Dear Editor,

We read with great interest the letter by Cumhur Cure M et al., who raised several points of concern about the use of colchicine for the treatment of severe acute respiratory syndrome coronavirus 2 infection disease (COVID-19) [1]. However, by considering the experience with colchicine in clinical practice and its mechanisms of action , we respectfully disagree with their suggestion of discouraging the use of this drug in COVID-19 [2]. On the contrary, there may be a rationale for investigating its beneficial effects.

Recent observational studies underlined the effectiveness of blocking the COVID-19-mediated cytokine storm by targeting interleukin (IL)-1 and IL-6 in patients with hyperinflammatory syndrome [3]. High-dose intravenous anakinra was used in 29 patients with severe cytokine storm with 89% of survival rate [4]. One hundred patients with severe COVID-19 pneumonia and acute respiratory failure were treated with tocilizumab, with a rapid and sustained response in 77% of them [5].

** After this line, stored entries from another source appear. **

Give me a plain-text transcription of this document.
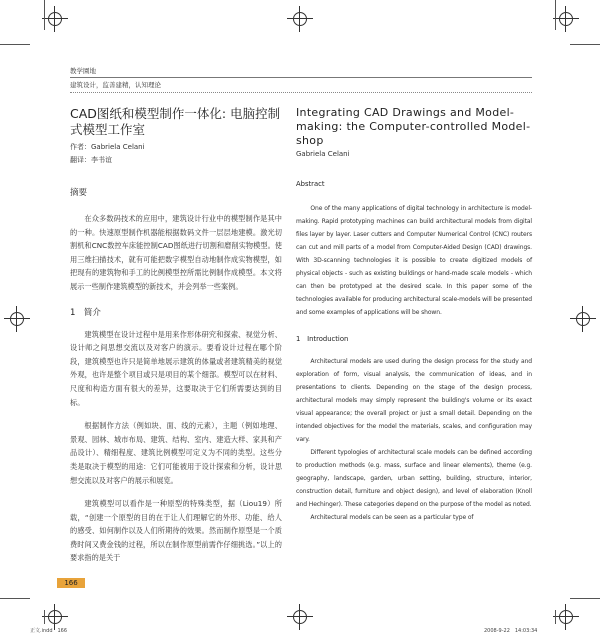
教学園地
建筑设计，监善建精，认知理论
CAD图纸和模型制作一体化: 电脑控制式模型工作室
作者：Gabriela Celani
翻译：李书谊
摘要

在众多数码技术的应用中，建筑设计行业中的模型制作是其中的一种。快速原型制作机器能根据数码文件一层层地建模。激光切割机和CNC数控车床能控制CAD图纸进行切割和磨削实物模型。使用三维扫描技术，就有可能把数字模型自动地制作成实物模型，如把现有的建筑物和手工的比例模型控所需比例制作成模型。本文将展示一些制作建筑模型的新技术，并会列举一些案例。

1　简介

建筑模型在设计过程中是用来作形体研究和探索、视觉分析、设计师之间思想交流以及对客户的演示。要看设计过程在哪个阶段，建筑模型也许只是简单地展示建筑的体量或者建筑精美的视觉外观，也许是整个项目或只是项目的某个细部。模型可以在材料、尺度和构造方面有很大的差异，这要取决于它们所需要达到的目标。

根据制作方法（例如块、面、线的元素），主题（例如地理、景观、园林、城市布局、建筑、结构、室内、建造大样、家具和产品设计）、精细程度、建筑比例模型可定义为不同的类型。这些分类是取决于模型的用途：它们可能被用于设计探索和分析，设计思想交流以及对客户的展示和展览。

建筑模型可以看作是一种原型的特殊类型，据（Liou19）所载，“创建一个原型的目的在于让人们理解它的外形、功能、给人的感受、如何制作以及人们所期待的效果。然而制作原型是一个质费时间又费金钱的过程，所以在制作原型前需作仔细挑选。”以上的要求指的是关于

Integrating CAD Drawings and Model-making: the Computer-controlled Model-shop
Gabriela Celani
Abstract

One of the many applications of digital technology in architecture is model-making. Rapid prototyping machines can build architectural models from digital files layer by layer. Laser cutters and Computer Numerical Control (CNC) routers can cut and mill parts of a model from Computer-Aided Design (CAD) drawings. With 3D-scanning technologies it is possible to create digitized models of physical objects - such as existing buildings or hand-made scale models - which can then be prototyped at the desired scale. In this paper some of the technologies available for producing architectural scale-models will be presented and some examples of applications will be shown.

1　Introduction

Architectural models are used during the design process for the study and exploration of form, visual analysis, the communication of ideas, and in presentations to clients. Depending on the stage of the design process, architectural models may simply represent the building's volume or its exact visual appearance; the overall project or just a small detail. Depending on the intended objectives for the model the materials, scales, and configuration may vary.

Different typologies of architectural scale models can be defined according to production methods (e.g. mass, surface and linear elements), theme (e.g. geography, landscape, garden, urban setting, building, structure, interior, construction detail, furniture and object design), and level of elaboration (Knoll and Hechinger). These categories depend on the purpose of the model as noted.

Architectural models can be seen as a particular type of

166
正文.indd　166	2008-9-22　14:03:34
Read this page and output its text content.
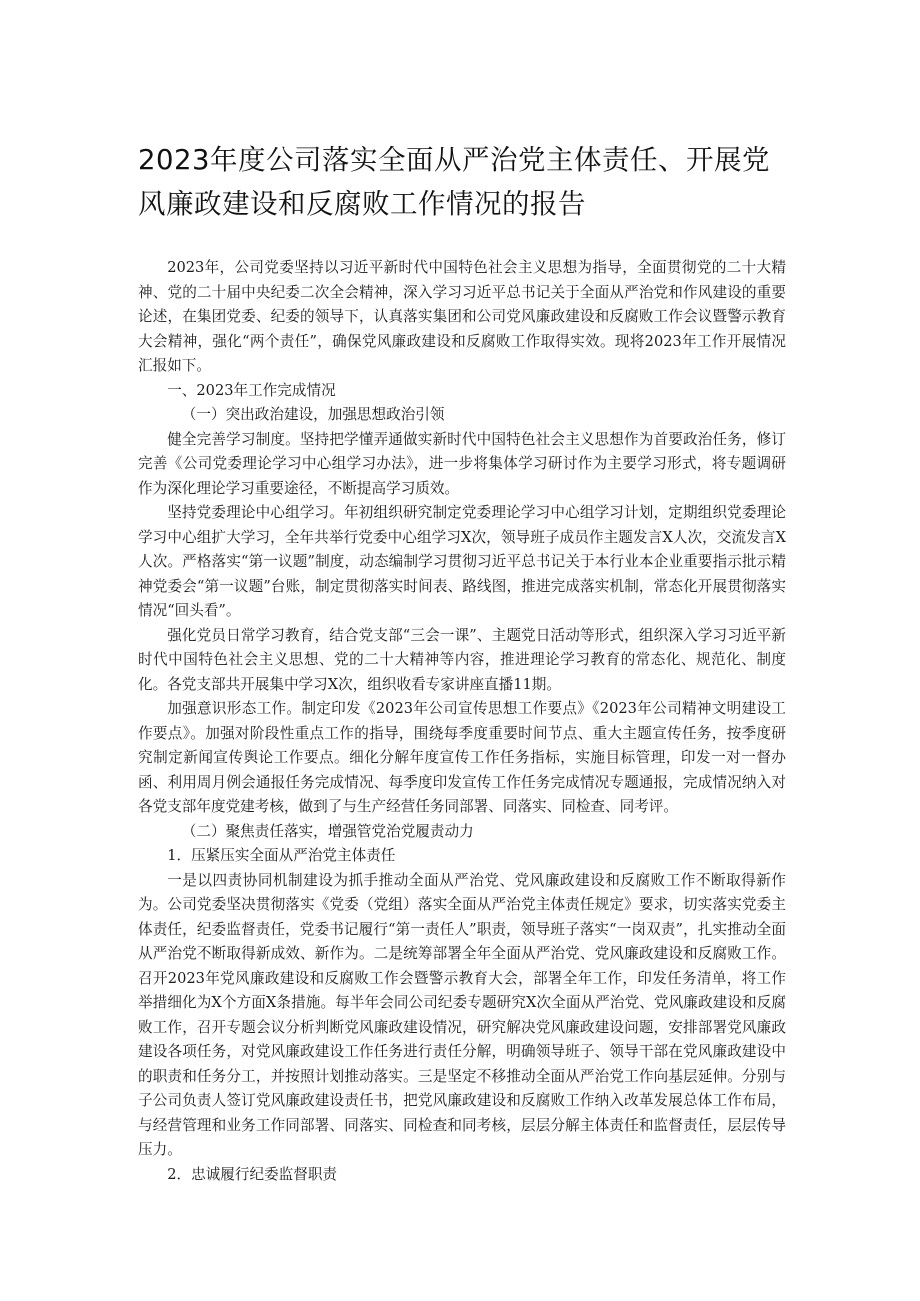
2023年度公司落实全面从严治党主体责任、开展党风廉政建设和反腐败工作情况的报告

2023年，公司党委坚持以习近平新时代中国特色社会主义思想为指导，全面贯彻党的二十大精神、党的二十届中央纪委二次全会精神，深入学习习近平总书记关于全面从严治党和作风建设的重要论述，在集团党委、纪委的领导下，认真落实集团和公司党风廉政建设和反腐败工作会议暨警示教育大会精神，强化“两个责任”，确保党风廉政建设和反腐败工作取得实效。现将2023年工作开展情况汇报如下。

一、2023年工作完成情况

（一）突出政治建设，加强思想政治引领

健全完善学习制度。坚持把学懂弄通做实新时代中国特色社会主义思想作为首要政治任务，修订完善《公司党委理论学习中心组学习办法》，进一步将集体学习研讨作为主要学习形式，将专题调研作为深化理论学习重要途径，不断提高学习质效。

坚持党委理论中心组学习。年初组织研究制定党委理论学习中心组学习计划，定期组织党委理论学习中心组扩大学习，全年共举行党委中心组学习X次，领导班子成员作主题发言X人次，交流发言X人次。严格落实“第一议题”制度，动态编制学习贯彻习近平总书记关于本行业本企业重要指示批示精神党委会“第一议题”台账，制定贯彻落实时间表、路线图，推进完成落实机制，常态化开展贯彻落实情况“回头看”。

强化党员日常学习教育，结合党支部“三会一课”、主题党日活动等形式，组织深入学习习近平新时代中国特色社会主义思想、党的二十大精神等内容，推进理论学习教育的常态化、规范化、制度化。各党支部共开展集中学习X次，组织收看专家讲座直播11期。

加强意识形态工作。制定印发《2023年公司宣传思想工作要点》《2023年公司精神文明建设工作要点》。加强对阶段性重点工作的指导，围绕每季度重要时间节点、重大主题宣传任务，按季度研究制定新闻宣传舆论工作要点。细化分解年度宣传工作任务指标，实施目标管理，印发一对一督办函、利用周月例会通报任务完成情况、每季度印发宣传工作任务完成情况专题通报，完成情况纳入对各党支部年度党建考核，做到了与生产经营任务同部署、同落实、同检查、同考评。

（二）聚焦责任落实，增强管党治党履责动力

1．压紧压实全面从严治党主体责任

一是以四责协同机制建设为抓手推动全面从严治党、党风廉政建设和反腐败工作不断取得新作为。公司党委坚决贯彻落实《党委（党组）落实全面从严治党主体责任规定》要求，切实落实党委主体责任，纪委监督责任，党委书记履行“第一责任人”职责，领导班子落实“一岗双责”，扎实推动全面从严治党不断取得新成效、新作为。二是统筹部署全年全面从严治党、党风廉政建设和反腐败工作。召开2023年党风廉政建设和反腐败工作会暨警示教育大会，部署全年工作，印发任务清单，将工作举措细化为X个方面X条措施。每半年会同公司纪委专题研究X次全面从严治党、党风廉政建设和反腐败工作，召开专题会议分析判断党风廉政建设情况，研究解决党风廉政建设问题，安排部署党风廉政建设各项任务，对党风廉政建设工作任务进行责任分解，明确领导班子、领导干部在党风廉政建设中的职责和任务分工，并按照计划推动落实。三是坚定不移推动全面从严治党工作向基层延伸。分别与子公司负责人签订党风廉政建设责任书，把党风廉政建设和反腐败工作纳入改革发展总体工作布局，与经营管理和业务工作同部署、同落实、同检查和同考核，层层分解主体责任和监督责任，层层传导压力。

2．忠诚履行纪委监督职责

Therefore, the management of COVID-19 should aim at early identification and treatment of hyperinflammation in order to prevent the cytokine storm. In this view, colchicine may be a drug with potential effects in the early phase of COVID-19-mediated inflammation. In fact, colchicine can prevent and treat the flares of many autoinflammatory diseases characterized by aberrant IL-1/IL-6 pathway activation [6]. Notably, colchicine can block the activation of NACHT-LRRPYD-containing protein 3 (NLRP3) inflammasome, which was demonstrated to be directly induced by the viroporin-E of SARS-CoV [7]. The effectiveness of colchicine has been already reported in COVID-19 patients, even in the presence of hemodynamic complications, such as cardiac tamponade [8], and acute renal injury in a kidney transplant recipient [9].

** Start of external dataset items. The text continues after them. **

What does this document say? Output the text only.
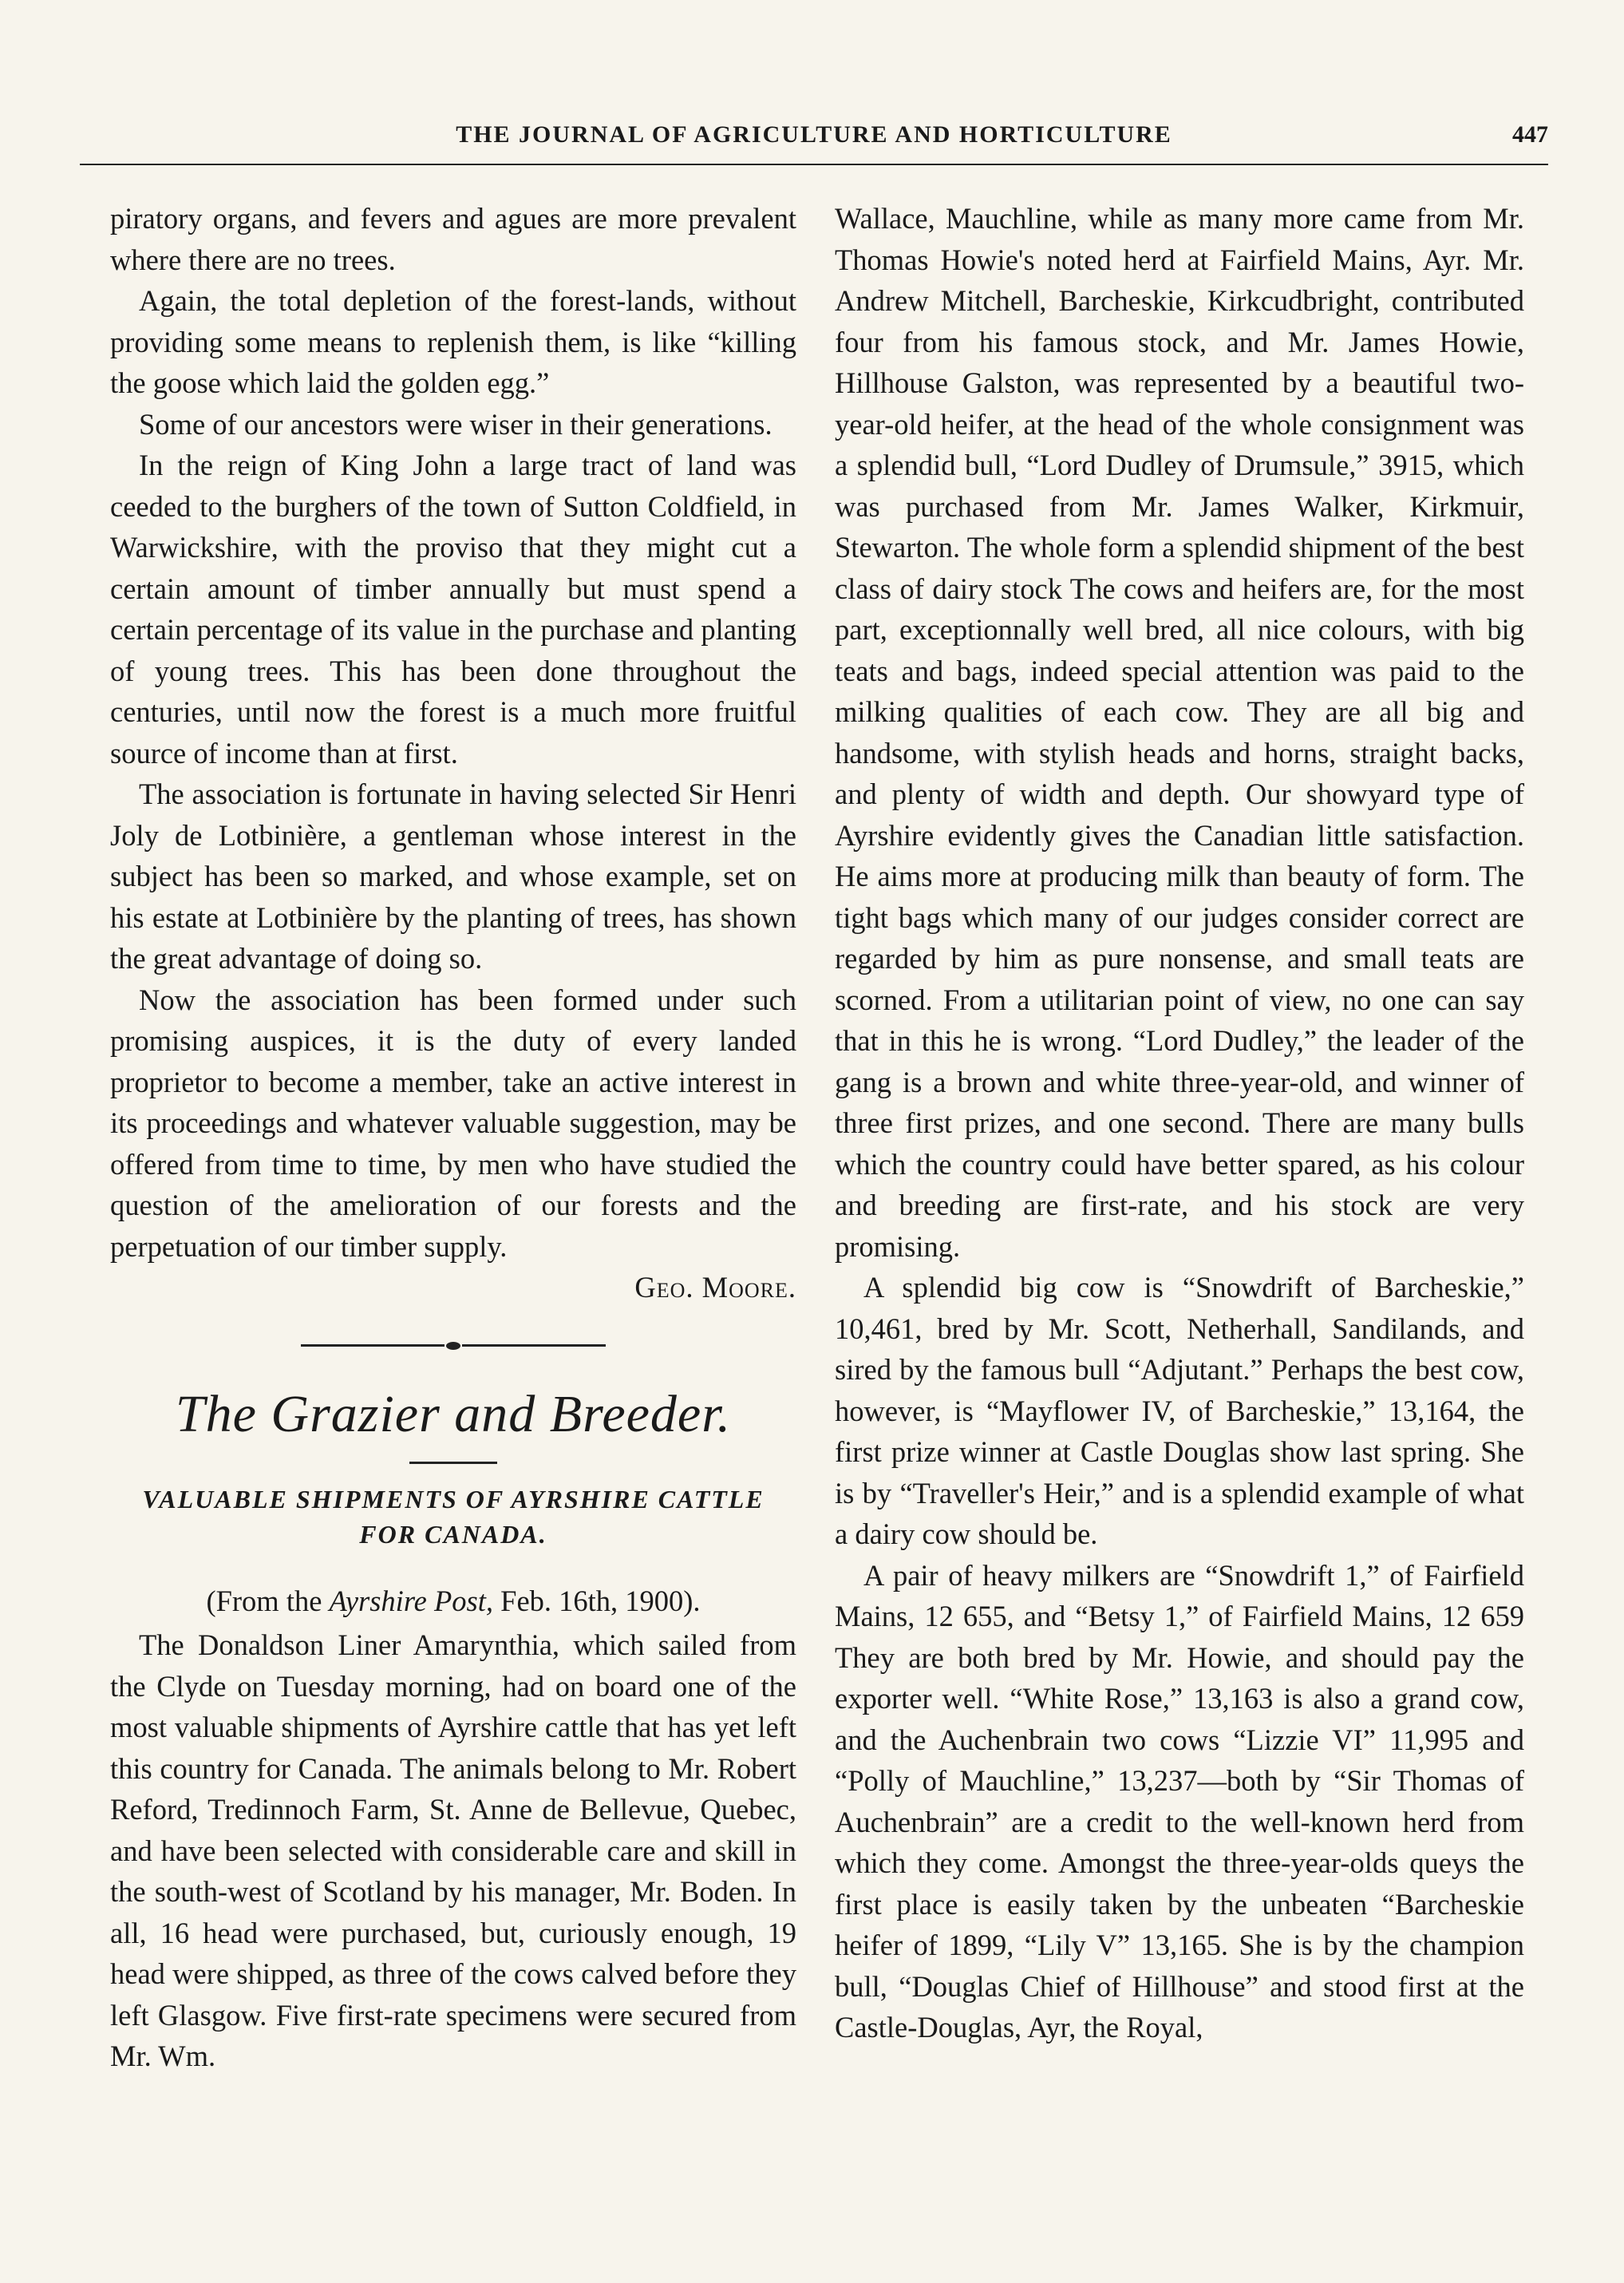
THE JOURNAL OF AGRICULTURE AND HORTICULTURE	447

piratory organs, and fevers and agues are more prevalent where there are no trees.

Again, the total depletion of the forest-lands, without providing some means to replenish them, is like “killing the goose which laid the golden egg.”

Some of our ancestors were wiser in their generations.

In the reign of King John a large tract of land was ceeded to the burghers of the town of Sutton Coldfield, in Warwickshire, with the proviso that they might cut a certain amount of timber annually but must spend a certain percentage of its value in the purchase and planting of young trees. This has been done throughout the centuries, until now the forest is a much more fruitful source of income than at first.

The association is fortunate in having selected Sir Henri Joly de Lotbinière, a gentleman whose interest in the subject has been so marked, and whose example, set on his estate at Lotbinière by the planting of trees, has shown the great advantage of doing so.

Now the association has been formed under such promising auspices, it is the duty of every landed proprietor to become a member, take an active interest in its proceedings and whatever valuable suggestion, may be offered from time to time, by men who have studied the question of the amelioration of our forests and the perpetuation of our timber supply.

Geo. Moore.

The Grazier and Breeder.
VALUABLE SHIPMENTS OF AYRSHIRE CATTLE FOR CANADA.

(From the Ayrshire Post, Feb. 16th, 1900).

The Donaldson Liner Amarynthia, which sailed from the Clyde on Tuesday morning, had on board one of the most valuable shipments of Ayrshire cattle that has yet left this country for Canada. The animals belong to Mr. Robert Reford, Tredinnoch Farm, St. Anne de Bellevue, Quebec, and have been selected with considerable care and skill in the south-west of Scotland by his manager, Mr. Boden. In all, 16 head were purchased, but, curiously enough, 19 head were shipped, as three of the cows calved before they left Glasgow. Five first-rate specimens were secured from Mr. Wm.

Wallace, Mauchline, while as many more came from Mr. Thomas Howie's noted herd at Fairfield Mains, Ayr. Mr. Andrew Mitchell, Barcheskie, Kirkcudbright, contributed four from his famous stock, and Mr. James Howie, Hillhouse Galston, was represented by a beautiful two-year-old heifer, at the head of the whole consignment was a splendid bull, “Lord Dudley of Drumsule,” 3915, which was purchased from Mr. James Walker, Kirkmuir, Stewarton. The whole form a splendid shipment of the best class of dairy stock The cows and heifers are, for the most part, exceptionnally well bred, all nice colours, with big teats and bags, indeed special attention was paid to the milking qualities of each cow. They are all big and handsome, with stylish heads and horns, straight backs, and plenty of width and depth. Our showyard type of Ayrshire evidently gives the Canadian little satisfaction. He aims more at producing milk than beauty of form. The tight bags which many of our judges consider correct are regarded by him as pure nonsense, and small teats are scorned. From a utilitarian point of view, no one can say that in this he is wrong. “Lord Dudley,” the leader of the gang is a brown and white three-year-old, and winner of three first prizes, and one second. There are many bulls which the country could have better spared, as his colour and breeding are first-rate, and his stock are very promising.

A splendid big cow is “Snowdrift of Barcheskie,” 10,461, bred by Mr. Scott, Netherhall, Sandilands, and sired by the famous bull “Adjutant.” Perhaps the best cow, however, is “Mayflower IV, of Barcheskie,” 13,164, the first prize winner at Castle Douglas show last spring. She is by “Traveller's Heir,” and is a splendid example of what a dairy cow should be.

A pair of heavy milkers are “Snowdrift 1,” of Fairfield Mains, 12 655, and “Betsy 1,” of Fairfield Mains, 12 659 They are both bred by Mr. Howie, and should pay the exporter well. “White Rose,” 13,163 is also a grand cow, and the Auchenbrain two cows “Lizzie VI” 11,995 and “Polly of Mauchline,” 13,237—both by “Sir Thomas of Auchenbrain” are a credit to the well-known herd from which they come. Amongst the three-year-olds queys the first place is easily taken by the unbeaten “Barcheskie heifer of 1899, “Lily V” 13,165. She is by the champion bull, “Douglas Chief of Hillhouse” and stood first at the Castle-Douglas, Ayr, the Royal,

Besides hyperinflammation, disseminated intravascular coagulation (DIC) and increased occurrence of cardiovascular events are complications of COVID-19 [3, 10]. These might be justified by the presence of endothelial cell infection and endothelitis [11]. Endothelial cell damage can be found also in Behçet’s disease (BD), an autoinflammatory disease characterized by neutrophil activation, increased oxidative stress, and generation of a thrombophilic status [12]. Colchicine is largely used in BD, in which it may be useful also for inflammation-induced thrombosis [13]. Furthermore, colchicine was able to reduce the recurrence of secondary cardiovascular events after myocardial infarction, thanks to the inhibition of oxidative stress on the endothelium due to inflammatory cytokines [14]. These studies provide a rationale for a possible role of colchicine in the prevention of coagulation activation and thrombosis in COVID-19.

On the other hand, Cumhur Cure M et al. hypothesized that colchicine might emphasize SARS-CoV2 infection. This is in contrast with in vitro and animal studies in which colchicine-mediated cytoskeleton blockade was able to reduce cell-to-cell transfection during coronavirus infection, thus limiting the viral load [15]. They hypothesized also that colchicine toxic effects might increase the risk of DIC and acute respiratory distress, but in clinical practice this might be relevant only in very rare cases of drug hyperdosage, while virus-specific mechanisms are likely to be much more important. Indeed, it should be remarked that, despite its narrow therapeutic window, the risk of serious drug-related toxic effects is minimal for medium–low doses of colchicine (0.5–1 mg daily) [9, 16].

In conclusion, in our opinion, the risk–benefit ratio might be favorable for colchicine as a candidate drug for COVID-19. This assumption is supported by different experimental models and extensive clinical experience in autoinflammatory diseases, which did not raise any concern about the safety of this drug. Based on this rationale, several trials are ongoing in different countries to investigate the role of colchicine in the treatment of COVID-19 (Canada [ClinicalTrials.gov Identifier: NCT04322682]; Italy [NCT04375202 and NCT04322565]; Greece [NCT04326790]; Spain [NCT04350320]; Argentina [NCT04328480]; Iran [NCT04360980]; USA [NCT04355143 and NCT04363437]).

The manuscript does not contain clinical studies or patient data.